Another Giant Hole : Utah Lotsa Parks, part 4

Day 5: The Needles and Valley of the Gods

We woke up early and got on the road, but not before we had to make the absolutely necessary stop at a drug store to get pumice stones for our heels. Dry weather + hiking all over = surface of the moon. Also, we’re a bit precious. We took our purchases and ourselves south toward the Canyonlands Needles District.

On our way out of Moab. Who gets the job of repainting those letters?

The aforementioned hole.
The loooong road into the Needles District. It ain’t ugly.
The petroglyphs on Newspaper Rock are from Archaic, Anasazi, Fremont, Navajo, Anglo, and Pueblo cultures.

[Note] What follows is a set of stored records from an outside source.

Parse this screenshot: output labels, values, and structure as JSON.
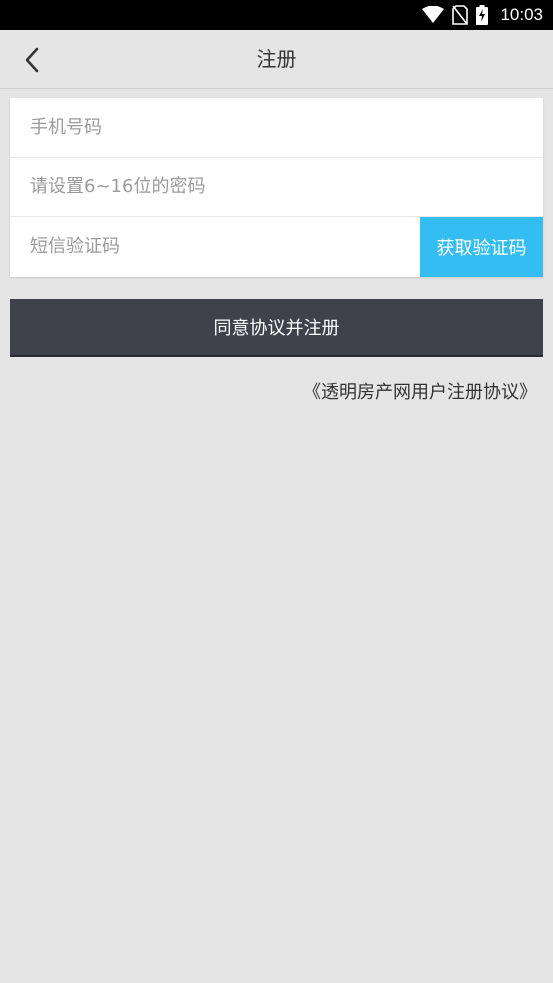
{
  "status_bar": {
    "time": "10:03",
    "icons": [
      "wifi-icon",
      "no-sim-icon",
      "battery-charging-icon"
    ]
  },
  "nav": {
    "title": "注册",
    "back_icon": "chevron-left-icon"
  },
  "form": {
    "phone_placeholder": "手机号码",
    "password_placeholder": "请设置6~16位的密码",
    "sms_placeholder": "短信验证码",
    "get_code_label": "获取验证码"
  },
  "actions": {
    "register_label": "同意协议并注册",
    "agreement_link": "《透明房产网用户注册协议》"
  },
  "colors": {
    "background": "#e5e5e5",
    "accent": "#34bdf0",
    "primary_button": "#3f414c"
  }
}
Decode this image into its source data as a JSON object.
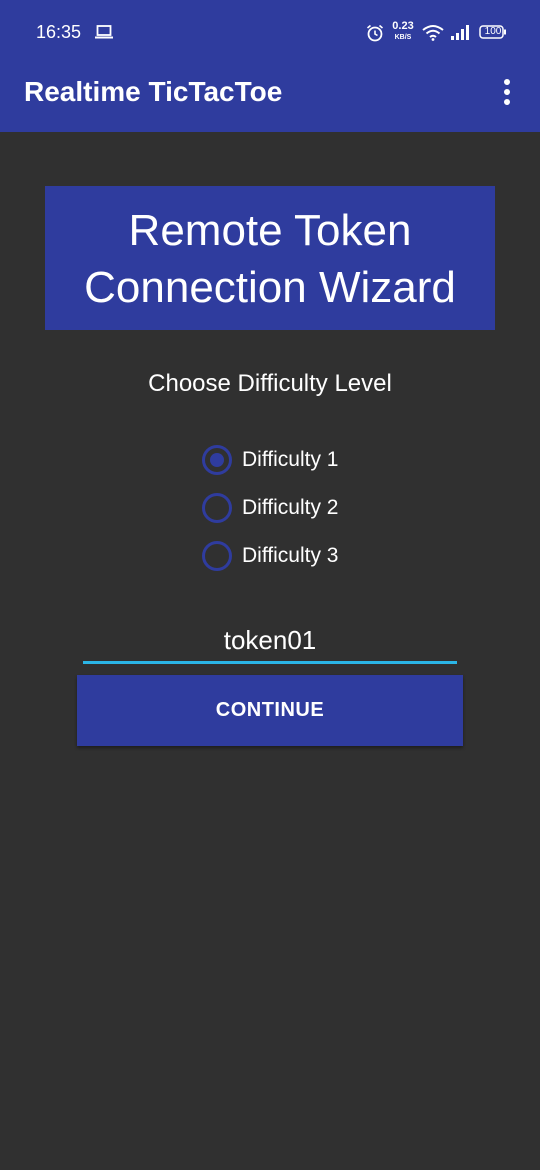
{
  "status_bar": {
    "time": "16:35",
    "net_speed_value": "0.23",
    "net_speed_unit": "KB/S",
    "battery": "100",
    "icons": [
      "laptop-icon",
      "alarm-icon",
      "wifi-icon",
      "signal-icon",
      "battery-icon"
    ]
  },
  "app_bar": {
    "title": "Realtime TicTacToe",
    "menu_icon": "overflow-menu-icon"
  },
  "wizard": {
    "title_line1": "Remote Token",
    "title_line2": "Connection Wizard",
    "prompt": "Choose Difficulty Level",
    "options": [
      {
        "label": "Difficulty 1",
        "selected": true
      },
      {
        "label": "Difficulty 2",
        "selected": false
      },
      {
        "label": "Difficulty 3",
        "selected": false
      }
    ],
    "token_value": "token01",
    "continue_label": "CONTINUE"
  },
  "colors": {
    "primary": "#2f3c9e",
    "background": "#303030",
    "accent": "#2bb5e6",
    "text": "#ffffff"
  }
}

Some are 2000 years old. This is along the way into Canyonlands.

 

Finally a glimpse of open range cattle farming!

 

Cave Spring Trail hike. It was a cowboy camp because of, duh, a spring.

 

Thank baby Jesus for the shade. It was HOT!

 

An old storage chest left under the outcroppings. The seams were patched with the flattened metal from coffee cans!

 

The Cave Spring, which is more like a Crevice Trickle…

 

Handprints left by the native Americans who used the spring before the cowboys. Not gonna lie, it was kinda creepy.

 

You can see the way the rocks created overhangs in this picture.
Ladder to the top of the slickrock.

 

Topside. Not a bad vista, but hot hot hot.
Again, how do these dumb rocks not topple and fall? This place was engineered by drug addicts.
We got back on the road and headed down to the end where to the Slickrock Trail which is a 3 mile hike taking you over sandstone hills to various view points for the Needles, Abajo Mountains and Las Sal Mountains. It wasn’t very populated, only ran into one family on the trail the whole time we were out there. Saw some sort of varmint along the trail but still have no idea what it was, it scampered away too quickly before I could get a good look but my money is on that it was a fox.

 

 

The rock formation at the end of the road by the trailhead.
The “Needles.” The Needles district is named after these cedar mesa sandstone spires you can see in the distance..
Zooooooom!

 

Little rock towers or cairns mark the trail along the top of the sandstone. Theoretically you can see bighorn sheep in the valley below… but not in the heat of mid-day when we were out there. Awesome view of mesas in the background.

 

Upper Little Spring Canyon.

 

I’m sure this raven just wanted to talk to Dan about the perks of the Subaru Outback.
After our hike we got back on the road, exited Canyonlands, and headed south on 191 toward Blanding, Bluff, Mexican Hat and our ultimate destination at the Valley of the Gods Bed & Breakfast. Our room was a converted root cellar that had a porch, living room, bathroom on the first floor, and a walk-out bedroom in the “cellar.” The B&B is completely off the grid, with wind and solar power. It was miles away from anything, and almost too relaxing.
Fun fact, the Bed & Breakfast sits at the bottom of the Moki Dugway, which is a notorious bit of road that climbs 1,200feet up the side of the mesa on 11% graded gravel roads. We were going to take the road the next morning because it’s the most direct route to Capital Reef but… nope. Our plans changed after the Pucker Pass incident and we decided to go the long way around. During the evening we could see headlights climbing the mesa every once in a while and figured those people had to have been totally bonks.

 

A view of our root cellar and one of the locals in the shade of the car.

 

We had a good time reading the previous entries in the guestbook. People like to overshare.

 

Mexican Hat’s namesake. The following pic is a close-up. Again, stupid rocks doing stupid balancing acts that just make you question physics.

 

 

Beautiful hillsides along the road to the B&B.

 

 

Front porch just before sunset.

 

A peek into the Valley of the Gods.

 

 

Sunset in the desert. Simply sunning.

 

 

 

 

That night we saw all the stars. When we weren’t freaking out at every little noise around us (it was pitch black… in the desert. Come on!) we stood there and gaped at the heavens. We saw shooting stars, satellites and the Milky Way. If we’d had reclining chairs I have no doubt we’d have stayed out there all night… if the scurrying of critters didn’t chase us away sooner.